I'm at some bar in brklyn... just made out with a guy named Owen.
He is a pre-school teacher... just sang me a song about weather.
you made pancakes with beer, you said they were good. then you threw up 15 minutes later
YOU CAN RENT MIDGETS ON CRAIGS LIST
I told you not to ruin your birthday surprise!
A man in denim coveralls just shotgunned a beer on the dance floor
Also I'd like you to set a calendar reminder that goes off every day for you to take 2 minutes to think about what your life would be like without me.
I can't bring an entire liter in the bar in my purse. I mean I can. I might. I'm probably gonna.

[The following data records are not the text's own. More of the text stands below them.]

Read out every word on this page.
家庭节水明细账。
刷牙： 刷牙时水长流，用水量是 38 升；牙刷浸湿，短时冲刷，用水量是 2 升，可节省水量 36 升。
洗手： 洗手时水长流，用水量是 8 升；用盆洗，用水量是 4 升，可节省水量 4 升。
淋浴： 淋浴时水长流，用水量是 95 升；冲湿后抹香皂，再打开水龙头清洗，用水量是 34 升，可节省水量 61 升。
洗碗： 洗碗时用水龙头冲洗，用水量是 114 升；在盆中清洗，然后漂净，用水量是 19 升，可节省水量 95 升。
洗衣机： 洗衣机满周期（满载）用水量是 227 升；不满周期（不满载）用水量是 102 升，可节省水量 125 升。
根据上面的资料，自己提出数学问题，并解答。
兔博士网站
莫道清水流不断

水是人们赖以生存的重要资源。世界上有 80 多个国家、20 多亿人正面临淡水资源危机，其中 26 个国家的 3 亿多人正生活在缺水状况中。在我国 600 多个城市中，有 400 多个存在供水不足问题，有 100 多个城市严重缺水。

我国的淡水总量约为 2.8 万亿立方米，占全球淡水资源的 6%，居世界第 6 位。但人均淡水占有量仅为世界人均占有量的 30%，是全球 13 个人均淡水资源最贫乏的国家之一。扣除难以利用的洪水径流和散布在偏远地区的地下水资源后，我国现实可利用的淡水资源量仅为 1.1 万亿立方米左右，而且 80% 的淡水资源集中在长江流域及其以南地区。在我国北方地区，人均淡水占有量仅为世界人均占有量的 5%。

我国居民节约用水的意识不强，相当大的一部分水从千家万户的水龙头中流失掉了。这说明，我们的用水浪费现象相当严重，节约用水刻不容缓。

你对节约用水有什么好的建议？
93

Went to a wedding reception last night, came home with a Christmas tree and the rest of the keg
He also reminds me slightly of a pirate which i find strangely attractive
We had sex and then stood naked in his living room eating zucchini bread.
You asked to borrow my glasses for a moment. Then you whipped them at someone's head.
well apparently i sat in the bathroom staring in the toliet at my vomit. it was blue. how was your night?
Yeah just had sex and grub hub came right after he did. I’d say it’s a win.
I have a burn on my hand, I'm covered in bruises, I think my toe is broken, and I have no clothes to wear home.
Good morning! Spongebob is on channel 257 when you wake up. Help yourself to breakfast. You were great last night. See you when I get back.
i just used your hair clip to unclog my bong. i miss you so much!